Book Group. It’s like the Harley-Davidson Baking Society.”

“Now that’s funny,” Archangel said. “I’ll have to remember that one and tell Lily.” She hastily assured me that not all the

strippers were Rhodes Scholars either. Some of them had come from abuse. Some were runaways or had babies when they were fifteen

or lost a battle with drugs or had indeed dropped out of ninth grade. Not many of them had a background like Archangel or

Felicity. Every one of them was a striver, though. Every one of them wanted a better life. Not every one of them was doing

something about it.

Felicity was.

She didn’t drink. She didn’t smoke. She ate abstemiously and only healthy food, which she brought from home.

She didn’t put any of her money up her nose.

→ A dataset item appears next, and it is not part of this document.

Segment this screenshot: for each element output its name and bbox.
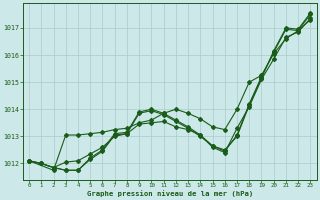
X-axis label: Graphe pression niveau de la mer (hPa): Graphe pression niveau de la mer (hPa): [87, 190, 253, 197]
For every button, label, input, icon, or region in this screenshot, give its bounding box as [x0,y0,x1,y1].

Her street clothes were clothes she wore repeatedly, simple but stylish, clearly vintage, faded but well-tailored jeans, gray flannel pants, a sleeveless silk shirt, a pumpkin-colored designer sweater, a black wool blazer (and here, a wash of tears ambushed me again, as I thought of that homecoming dress and the cape she twirled—my work here is done—and of my own clothing forays, inspired, I realized now, as much by my friend’s example as by my own lean means). She wasn’t

spending money on cheap and current clothes. She had other plans for the money that she made and she didn’t dress to lure,

but instead to look like anyone else. A grad student. A librarian.